Manual Small-Incision Cataract Surgery (MSICS)
Manual Small-Incision Cataract Surgery (MSICS)
Safe, sutureless surgery for very dense or advanced cataracts. This patient-education article is prepared by the cataract service at Suraj Eye Institute, Nagpur.
Manual Small-Incision Cataract Surgery (MSICS)
Manual Small Incision Cataract Surgery (MSICS) is a sutureless surgical technique in which the cataract is removed in one piece through a carefully constructed self-sealing scleral tunnel. It is a workhorse of modern Indian cataract surgery — particularly valuable for very hard, brunescent or complex cataracts where forcing phacoemulsification would risk excessive ultrasound energy and corneal damage.
How MSICS Works — Step by Step
1. Anaesthesia
Usually a peribulbar or sub-Tenon block to numb the eye and immobilise it briefly. Topical anaesthesia is occasionally used in selected cases.
2. Conjunctival peritomy
A small flap of conjunctiva is reflected to expose the sclera at the planned tunnel site (usually superiorly).
3. Scleral tunnel construction
A frown- or straight-shaped tunnel about 6 mm wide is dissected within the sclera and extended into clear cornea. The shape and depth of the tunnel are critical — they determine self-sealing behaviour.
4. Capsulorhexis or capsulotomy
A circular opening is created in the front capsule of the lens — large enough to allow the whole nucleus to be delivered.
5. Hydrodissection and nucleus prolapse
Fluid is gently injected to free the nucleus from the cortex. The nucleus is then manoeuvred into the anterior chamber.
6. Nucleus delivery
The whole nucleus is delivered through the scleral tunnel using a wire vectis, irrigating Sinskey hook, sandwich technique or visco-expression — depending on the surgeon’s preference and the specific case.
7. Cortical clean-up
Soft cortical material is aspirated, leaving a clean capsular bag.
8. IOL implantation
A foldable IOL — same modern hydrophobic acrylic lenses we use for phaco — is placed in the bag through the tunnel. The wider tunnel also allows rigid PMMA IOLs in cases where this is preferred.
9. Closure
The tunnel is checked for self-sealing. The conjunctival flap is repositioned. No corneal stitch is needed in standard cases.

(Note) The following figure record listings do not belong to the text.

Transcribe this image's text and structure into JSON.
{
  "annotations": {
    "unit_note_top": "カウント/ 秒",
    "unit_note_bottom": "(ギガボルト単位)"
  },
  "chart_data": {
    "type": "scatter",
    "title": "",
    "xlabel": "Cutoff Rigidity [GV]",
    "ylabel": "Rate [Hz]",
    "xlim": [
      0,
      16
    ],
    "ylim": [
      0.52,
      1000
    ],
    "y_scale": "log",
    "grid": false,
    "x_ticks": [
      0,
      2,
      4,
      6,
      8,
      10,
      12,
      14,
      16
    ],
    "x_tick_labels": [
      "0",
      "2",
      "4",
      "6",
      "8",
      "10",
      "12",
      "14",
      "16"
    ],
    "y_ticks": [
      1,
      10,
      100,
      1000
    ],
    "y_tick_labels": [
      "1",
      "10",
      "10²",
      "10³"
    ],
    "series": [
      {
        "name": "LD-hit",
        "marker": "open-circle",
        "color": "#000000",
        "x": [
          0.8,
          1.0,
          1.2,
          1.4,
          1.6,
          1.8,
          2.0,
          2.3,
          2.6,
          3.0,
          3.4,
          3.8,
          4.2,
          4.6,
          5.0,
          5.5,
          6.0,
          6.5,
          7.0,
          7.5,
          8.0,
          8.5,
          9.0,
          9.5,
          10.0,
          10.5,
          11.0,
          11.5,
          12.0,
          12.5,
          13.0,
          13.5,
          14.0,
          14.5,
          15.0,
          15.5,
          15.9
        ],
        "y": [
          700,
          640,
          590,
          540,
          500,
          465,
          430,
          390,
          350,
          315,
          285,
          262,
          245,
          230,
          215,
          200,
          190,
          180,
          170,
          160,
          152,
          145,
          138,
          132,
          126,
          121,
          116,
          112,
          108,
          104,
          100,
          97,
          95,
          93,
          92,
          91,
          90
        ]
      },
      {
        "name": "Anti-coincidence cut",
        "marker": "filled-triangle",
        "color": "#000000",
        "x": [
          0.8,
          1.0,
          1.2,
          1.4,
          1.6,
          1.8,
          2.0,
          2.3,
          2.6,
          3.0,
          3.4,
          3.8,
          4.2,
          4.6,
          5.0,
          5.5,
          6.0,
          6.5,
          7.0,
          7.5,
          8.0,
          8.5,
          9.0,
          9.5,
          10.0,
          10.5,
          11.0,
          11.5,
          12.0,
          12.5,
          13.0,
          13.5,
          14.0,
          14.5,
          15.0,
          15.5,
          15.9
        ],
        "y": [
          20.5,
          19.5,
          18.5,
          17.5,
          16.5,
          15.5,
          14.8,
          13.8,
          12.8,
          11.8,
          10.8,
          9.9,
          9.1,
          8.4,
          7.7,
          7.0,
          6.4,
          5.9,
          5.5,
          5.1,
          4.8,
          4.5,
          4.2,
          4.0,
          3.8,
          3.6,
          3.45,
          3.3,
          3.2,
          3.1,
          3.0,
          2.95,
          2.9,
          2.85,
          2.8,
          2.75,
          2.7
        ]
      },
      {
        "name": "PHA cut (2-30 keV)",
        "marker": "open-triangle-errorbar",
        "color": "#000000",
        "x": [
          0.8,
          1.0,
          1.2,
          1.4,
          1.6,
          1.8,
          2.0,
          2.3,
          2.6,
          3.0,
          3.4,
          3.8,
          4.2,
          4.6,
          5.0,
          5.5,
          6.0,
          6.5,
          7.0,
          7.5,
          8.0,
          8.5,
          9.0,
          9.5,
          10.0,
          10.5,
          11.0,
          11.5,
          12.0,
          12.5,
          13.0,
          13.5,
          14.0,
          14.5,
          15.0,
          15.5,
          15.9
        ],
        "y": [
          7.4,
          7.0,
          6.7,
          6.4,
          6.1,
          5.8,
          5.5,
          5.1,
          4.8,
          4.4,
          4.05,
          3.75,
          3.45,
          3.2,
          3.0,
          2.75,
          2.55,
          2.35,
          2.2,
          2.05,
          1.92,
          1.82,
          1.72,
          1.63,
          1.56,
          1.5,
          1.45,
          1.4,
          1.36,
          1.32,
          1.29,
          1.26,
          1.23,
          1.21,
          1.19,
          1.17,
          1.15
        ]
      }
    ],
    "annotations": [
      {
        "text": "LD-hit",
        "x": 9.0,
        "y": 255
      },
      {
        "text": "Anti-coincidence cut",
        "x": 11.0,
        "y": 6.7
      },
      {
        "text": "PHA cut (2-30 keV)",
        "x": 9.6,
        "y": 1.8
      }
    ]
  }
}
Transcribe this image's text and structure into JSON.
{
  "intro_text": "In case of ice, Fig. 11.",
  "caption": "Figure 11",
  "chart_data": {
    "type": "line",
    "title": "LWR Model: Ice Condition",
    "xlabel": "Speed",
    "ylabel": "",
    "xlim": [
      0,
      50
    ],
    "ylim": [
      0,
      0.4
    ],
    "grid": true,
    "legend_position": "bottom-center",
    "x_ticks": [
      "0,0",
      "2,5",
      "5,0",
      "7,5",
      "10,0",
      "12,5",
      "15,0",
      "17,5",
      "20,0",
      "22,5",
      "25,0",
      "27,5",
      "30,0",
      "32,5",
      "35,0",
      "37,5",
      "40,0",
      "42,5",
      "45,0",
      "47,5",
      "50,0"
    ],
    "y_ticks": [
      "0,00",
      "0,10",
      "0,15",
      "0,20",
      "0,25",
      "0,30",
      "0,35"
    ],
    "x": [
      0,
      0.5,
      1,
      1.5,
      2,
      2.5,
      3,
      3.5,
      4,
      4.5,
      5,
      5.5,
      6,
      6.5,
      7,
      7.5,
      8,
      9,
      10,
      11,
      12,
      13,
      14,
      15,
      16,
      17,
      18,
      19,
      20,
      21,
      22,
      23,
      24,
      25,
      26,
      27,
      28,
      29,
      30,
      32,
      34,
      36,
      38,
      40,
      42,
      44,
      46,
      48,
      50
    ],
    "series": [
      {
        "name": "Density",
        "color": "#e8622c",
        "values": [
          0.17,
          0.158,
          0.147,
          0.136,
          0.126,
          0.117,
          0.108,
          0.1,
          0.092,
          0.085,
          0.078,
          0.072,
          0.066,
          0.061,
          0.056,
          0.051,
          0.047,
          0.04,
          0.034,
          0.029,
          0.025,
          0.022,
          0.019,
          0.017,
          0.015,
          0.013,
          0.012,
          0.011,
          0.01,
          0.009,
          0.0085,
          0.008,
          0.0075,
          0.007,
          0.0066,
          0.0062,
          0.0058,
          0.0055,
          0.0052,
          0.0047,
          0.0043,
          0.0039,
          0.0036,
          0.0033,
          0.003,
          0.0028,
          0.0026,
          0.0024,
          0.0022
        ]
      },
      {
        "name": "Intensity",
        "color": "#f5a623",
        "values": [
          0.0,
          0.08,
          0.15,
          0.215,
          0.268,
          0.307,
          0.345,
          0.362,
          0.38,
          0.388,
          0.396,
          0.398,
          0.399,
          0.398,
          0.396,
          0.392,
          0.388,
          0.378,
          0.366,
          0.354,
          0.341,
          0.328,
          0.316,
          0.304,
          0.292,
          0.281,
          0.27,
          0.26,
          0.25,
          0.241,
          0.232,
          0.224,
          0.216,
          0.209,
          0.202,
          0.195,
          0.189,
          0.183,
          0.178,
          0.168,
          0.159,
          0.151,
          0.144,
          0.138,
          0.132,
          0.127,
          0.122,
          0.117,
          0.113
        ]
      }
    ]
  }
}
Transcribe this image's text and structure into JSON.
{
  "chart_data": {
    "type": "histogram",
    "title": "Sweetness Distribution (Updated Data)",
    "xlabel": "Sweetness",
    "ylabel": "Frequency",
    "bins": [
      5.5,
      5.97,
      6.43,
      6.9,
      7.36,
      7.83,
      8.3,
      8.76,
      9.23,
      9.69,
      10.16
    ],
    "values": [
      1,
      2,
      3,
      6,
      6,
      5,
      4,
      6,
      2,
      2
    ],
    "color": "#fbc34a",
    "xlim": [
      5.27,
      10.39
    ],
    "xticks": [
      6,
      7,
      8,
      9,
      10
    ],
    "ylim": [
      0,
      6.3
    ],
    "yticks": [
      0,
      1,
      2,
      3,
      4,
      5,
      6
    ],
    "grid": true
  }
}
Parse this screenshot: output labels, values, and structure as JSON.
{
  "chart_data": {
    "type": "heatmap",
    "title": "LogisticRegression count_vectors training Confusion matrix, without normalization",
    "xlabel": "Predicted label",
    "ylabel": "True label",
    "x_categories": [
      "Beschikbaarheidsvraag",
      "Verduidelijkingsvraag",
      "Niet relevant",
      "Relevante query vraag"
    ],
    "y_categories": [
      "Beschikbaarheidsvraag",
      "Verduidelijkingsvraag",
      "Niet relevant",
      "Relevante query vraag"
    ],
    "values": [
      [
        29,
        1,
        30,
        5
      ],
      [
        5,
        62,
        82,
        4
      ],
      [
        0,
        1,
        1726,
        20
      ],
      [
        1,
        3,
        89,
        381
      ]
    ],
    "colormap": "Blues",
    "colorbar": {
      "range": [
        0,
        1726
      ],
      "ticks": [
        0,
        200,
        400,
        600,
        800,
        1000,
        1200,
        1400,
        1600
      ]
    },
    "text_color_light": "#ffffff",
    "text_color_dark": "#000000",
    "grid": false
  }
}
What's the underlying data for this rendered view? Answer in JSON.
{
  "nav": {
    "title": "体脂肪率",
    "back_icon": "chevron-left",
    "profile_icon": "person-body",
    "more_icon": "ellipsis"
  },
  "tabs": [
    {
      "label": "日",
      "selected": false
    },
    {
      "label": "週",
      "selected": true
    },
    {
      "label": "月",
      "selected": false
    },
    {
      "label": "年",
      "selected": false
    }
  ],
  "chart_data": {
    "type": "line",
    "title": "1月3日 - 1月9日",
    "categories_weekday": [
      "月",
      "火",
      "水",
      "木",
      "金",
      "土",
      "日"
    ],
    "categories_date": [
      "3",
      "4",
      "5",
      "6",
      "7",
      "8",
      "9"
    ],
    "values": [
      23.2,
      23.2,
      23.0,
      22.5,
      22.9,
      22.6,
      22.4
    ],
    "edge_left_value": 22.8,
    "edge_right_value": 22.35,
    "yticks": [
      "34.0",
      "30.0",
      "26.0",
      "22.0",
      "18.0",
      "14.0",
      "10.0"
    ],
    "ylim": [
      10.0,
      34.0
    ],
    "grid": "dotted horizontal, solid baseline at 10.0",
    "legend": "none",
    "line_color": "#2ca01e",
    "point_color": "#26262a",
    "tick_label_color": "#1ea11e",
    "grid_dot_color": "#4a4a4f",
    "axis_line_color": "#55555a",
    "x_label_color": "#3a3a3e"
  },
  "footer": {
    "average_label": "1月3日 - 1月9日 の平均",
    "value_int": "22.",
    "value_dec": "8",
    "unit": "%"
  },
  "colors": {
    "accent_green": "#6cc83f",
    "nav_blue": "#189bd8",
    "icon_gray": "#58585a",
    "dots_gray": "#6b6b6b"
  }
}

Why MSICS Is Sometimes the Better Choice
- Very hard, brunescent or rock-hard cataracts — phaco would require prolonged ultrasound that could damage the corneal endothelium
- Mature white or hypermature cataracts — capsule may be fragile, and removing the nucleus whole protects the posterior capsule
- Compromised corneal endothelium — Fuchs dystrophy, prior surgery, low cell counts
- Pseudoexfoliation with weak zonules — gentler intraocular dynamics
- Phaco-fatigued eyes — patients with limited cooperation under topical anaesthesia
- Selected complicated cataracts — where larger working space is desirable
Recovery
- Day-care procedure — home the same day
- Antibiotic and anti-inflammatory eye drops for 4 weeks
- Vision typically clears within 3–7 days; final vision by 4 weeks
- Mild astigmatism from the larger tunnel is expected and usually settles or is corrected with glasses
- Avoid eye rubbing and dust for 2 weeks
MSICS vs Phacoemulsification — How We Decide
The decision between phaco and MSICS is made by the surgeon during your consultation, based on:
- Hardness of the cataract on slit-lamp examination
- Corneal endothelial cell count and health
- Pupil size and ability to dilate
- Zonular status (pseudoexfoliation, trauma, dislocation)
- Previous ocular surgery
- Patient cooperation and ability to lie flat
This is purely a clinical decision — never one based on cost. Both procedures are part of standard cataract care at SEI.
IOL Choice with MSICS
The same IOL options available for phaco are available for MSICS — including monofocal, toric, EDOF, and selected multifocal IOLs in suitable cases. See choosing the right IOL for details. Our refractive aim — 6/6 distance and N/6 near without glasses where possible — applies equally to MSICS patients.